Precisamente este carácter eufórico había convertido a Charles en objeto de varias bromas crueles por parte de los caballeros más sofisticados de la ciudad y, por esa razón, Darcy se había fijado en él. Al ser testigo involuntario de la planificación de una de tales humillaciones durante una partida de cartas en su club, Darcy oyó lo suficiente como para enfadarse y tomar la decisión de buscar al infortunado joven para advertirle que tuviera cuidado con aquellos que él consideraba sus amigos. Para sorpresa de Darcy, lo que comenzó como un deber cristiano se fue transformando en una gratificante amistad. Desde entonces, Charles se había convertido en la primera persona a la que visitaba en la ciudad, pero todavía había momentos, como éste, en los que perdía la esperanza de llegar a inculcar en él una apropiada discreción.

—Entonces, ¿entramos? —preguntó Charles, tan pronto se puso a su lado—. La música parece espléndida y yo espero que las damas también lo sean. —Se dio la vuelta y le ofreció el brazo a su hermana soltera—. Vamos, Caroline, conoceremos a nuestros nuevos vecinos.
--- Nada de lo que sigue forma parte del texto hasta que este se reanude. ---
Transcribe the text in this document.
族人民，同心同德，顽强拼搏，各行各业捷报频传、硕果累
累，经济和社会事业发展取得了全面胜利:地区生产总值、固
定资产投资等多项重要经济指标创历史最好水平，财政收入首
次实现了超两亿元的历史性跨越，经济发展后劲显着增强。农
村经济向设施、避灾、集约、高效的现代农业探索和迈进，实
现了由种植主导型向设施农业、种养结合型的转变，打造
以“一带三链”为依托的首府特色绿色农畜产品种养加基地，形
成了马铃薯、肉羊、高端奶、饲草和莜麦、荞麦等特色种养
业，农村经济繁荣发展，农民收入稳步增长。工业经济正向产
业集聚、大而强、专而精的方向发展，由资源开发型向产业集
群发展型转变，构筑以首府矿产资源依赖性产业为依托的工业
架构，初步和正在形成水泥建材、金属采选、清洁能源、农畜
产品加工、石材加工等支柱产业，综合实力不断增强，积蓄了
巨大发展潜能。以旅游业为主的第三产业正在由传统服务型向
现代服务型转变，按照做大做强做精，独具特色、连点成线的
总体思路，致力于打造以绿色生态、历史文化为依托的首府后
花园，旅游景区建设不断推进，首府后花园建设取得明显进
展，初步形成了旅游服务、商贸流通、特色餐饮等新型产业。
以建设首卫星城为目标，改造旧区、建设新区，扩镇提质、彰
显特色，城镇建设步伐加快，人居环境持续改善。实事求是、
Darcy se colocó en segundo plano, dejando paso a los Bingley, que entraban ya en el pequeño vestíbulo y subían las escaleras hasta el piso del salón de baile. Tras despojarse ellos de sus sombreros y las damas de sus capas, Bingley, su cuñado, el señor Hurst, y Darcy escoltaron a las damas hasta la entrada, donde se detuvieron para examinar los detalles del salón y de sus rústicos ocupantes. Desafortunadamente, en ese momento la melodía también llegó a su fin y los que estaban bailando ejecutaron el último paso de la danza, lo que provocó que todas las miradas se dirigieran hacia la puerta. Durante unos pocos y tensos instantes, la ciudad y el campo se evaluaron mutuamente y llegaron a una vertiginosa serie de conclusiones.

Darcy empujó suavemente a Bingley hacia el interior de la estancia, mientras los bailarines comenzaban a abandonar la pista en busca de refrescos y comentarios. Podía sentir sobre él los ojos de todo el mundo y se preguntaba cómo había podido dudar alguna vez de la vulgaridad de los modales provincianos. Era tan terrible como había temido. El salón se había convertido en un hervidero de especulaciones, y él y los Bingley parecían ser examinados con detalle hasta la última guinea. Casi podía oír el tintineo de las monedas, a medida que los ocupantes del salón calculaban su fortuna. En el transcurso de pocos minutos, el hombre al que Darcy suponía que debía culpar por la invitación al baile de esa noche se dirigió apresuradamente hacia ellos. Haciendo una inclinación unos grados más pronunciada de lo necesario, estrechó la mano de Bingley de manera vigorosa.